Assume that $a_n> 0$ for every positive integer $n$; otherwise the limit may not exist. Set $z_n:=n^x\,a_n$ like Martin R recommended. Thus, $$n^x\,\left(\prod_{i=1}^n\,a_i\right)^{\frac{1}{n}}=\frac{n^x}{\left(\prod\limits_{i=1}^n\,i^x\right)^{\frac1n}}\,\left(\prod\limits_{i=1}^n\,z_i\right)^{\frac1n}=\left(\frac{n^n}{n!}\right)^{\frac{x}{n}}\,\left(\prod_{i=1}^n\,z_i\right)^{\frac1n}\,.$$ Now, since $\displaystyle\lim_{n\to\infty}\,z_n=a$, we have $\displaystyle\lim_{n\to\infty}\,\left(\prod_{i=1}^n\,z_i\right)^{\frac1n}=a$ (see Martin R's link in the comments above).

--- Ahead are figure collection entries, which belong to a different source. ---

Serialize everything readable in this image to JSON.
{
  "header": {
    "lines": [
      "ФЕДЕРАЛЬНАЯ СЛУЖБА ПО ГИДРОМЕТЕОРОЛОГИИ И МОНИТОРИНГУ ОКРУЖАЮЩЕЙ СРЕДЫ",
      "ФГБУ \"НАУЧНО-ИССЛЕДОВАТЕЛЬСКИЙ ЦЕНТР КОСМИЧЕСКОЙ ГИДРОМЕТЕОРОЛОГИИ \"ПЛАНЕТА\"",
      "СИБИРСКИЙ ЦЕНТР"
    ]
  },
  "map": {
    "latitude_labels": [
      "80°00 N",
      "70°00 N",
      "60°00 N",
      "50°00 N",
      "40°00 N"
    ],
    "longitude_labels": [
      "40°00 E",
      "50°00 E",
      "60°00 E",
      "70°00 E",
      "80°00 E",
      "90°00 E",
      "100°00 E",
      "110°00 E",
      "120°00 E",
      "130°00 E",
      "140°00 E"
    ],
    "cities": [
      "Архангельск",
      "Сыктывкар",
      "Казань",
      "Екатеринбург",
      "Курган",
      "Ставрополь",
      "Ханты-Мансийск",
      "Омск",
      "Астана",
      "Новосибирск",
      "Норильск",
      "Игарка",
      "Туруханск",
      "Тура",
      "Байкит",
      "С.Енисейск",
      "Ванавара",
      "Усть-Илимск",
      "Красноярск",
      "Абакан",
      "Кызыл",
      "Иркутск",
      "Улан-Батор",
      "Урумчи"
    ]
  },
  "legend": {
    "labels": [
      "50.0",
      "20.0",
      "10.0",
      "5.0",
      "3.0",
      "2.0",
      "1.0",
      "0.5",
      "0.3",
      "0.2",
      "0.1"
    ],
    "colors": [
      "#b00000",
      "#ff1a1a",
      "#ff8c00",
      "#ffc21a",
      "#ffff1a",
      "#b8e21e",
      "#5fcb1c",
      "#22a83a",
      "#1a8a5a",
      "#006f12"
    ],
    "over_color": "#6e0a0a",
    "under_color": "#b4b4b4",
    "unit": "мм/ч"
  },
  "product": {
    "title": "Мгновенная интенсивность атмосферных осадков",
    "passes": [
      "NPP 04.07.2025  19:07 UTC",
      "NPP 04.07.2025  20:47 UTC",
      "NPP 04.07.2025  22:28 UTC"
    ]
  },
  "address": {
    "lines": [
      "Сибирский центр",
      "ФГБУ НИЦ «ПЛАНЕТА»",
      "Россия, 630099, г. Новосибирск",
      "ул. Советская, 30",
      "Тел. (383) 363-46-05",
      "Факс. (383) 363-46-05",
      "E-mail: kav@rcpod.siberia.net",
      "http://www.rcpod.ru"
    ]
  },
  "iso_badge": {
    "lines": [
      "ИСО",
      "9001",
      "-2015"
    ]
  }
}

Furthermore, Stirling's approximation $n!\approx \sqrt{2\pi n}\left(\frac{n}{\text{e}}\right)^n$ implies that $$\lim_{n\to\infty}\,\left(\frac{n^n}{n!}\right)^{\frac{x}{n}}=\lim_{n\to\infty}\,\left(\frac{\text{e}^n}{\sqrt{2\pi n}}\right)^{\frac{x}{n}}=\exp(x)\,.$$ Consequently, $$\lim_{n\to\infty}\,n^x\,\left(\prod_{i=1}^n\,a_i\right)^{\frac{1}{n}}=a\,\exp(x)\,.$$
Since $a_n \approx an^{-x}$,
$\begin{array}\\ n^x (\prod_{k=1}^na_k)^{\frac{1}{n}} &\approx n^x \left(\prod_{k=1}^n(ak^{-x})\right)^{\frac{1}{n}}\\ &= n^x \left(a^nn!^{-x}\right)^{\frac{1}{n}}\\ &= n^x a\left(n!^{1/n}\right)^{-x}\\ &\approx n^x a\left(n/e\right)^{-x}\\ &= ae^{x}\\ \end{array} $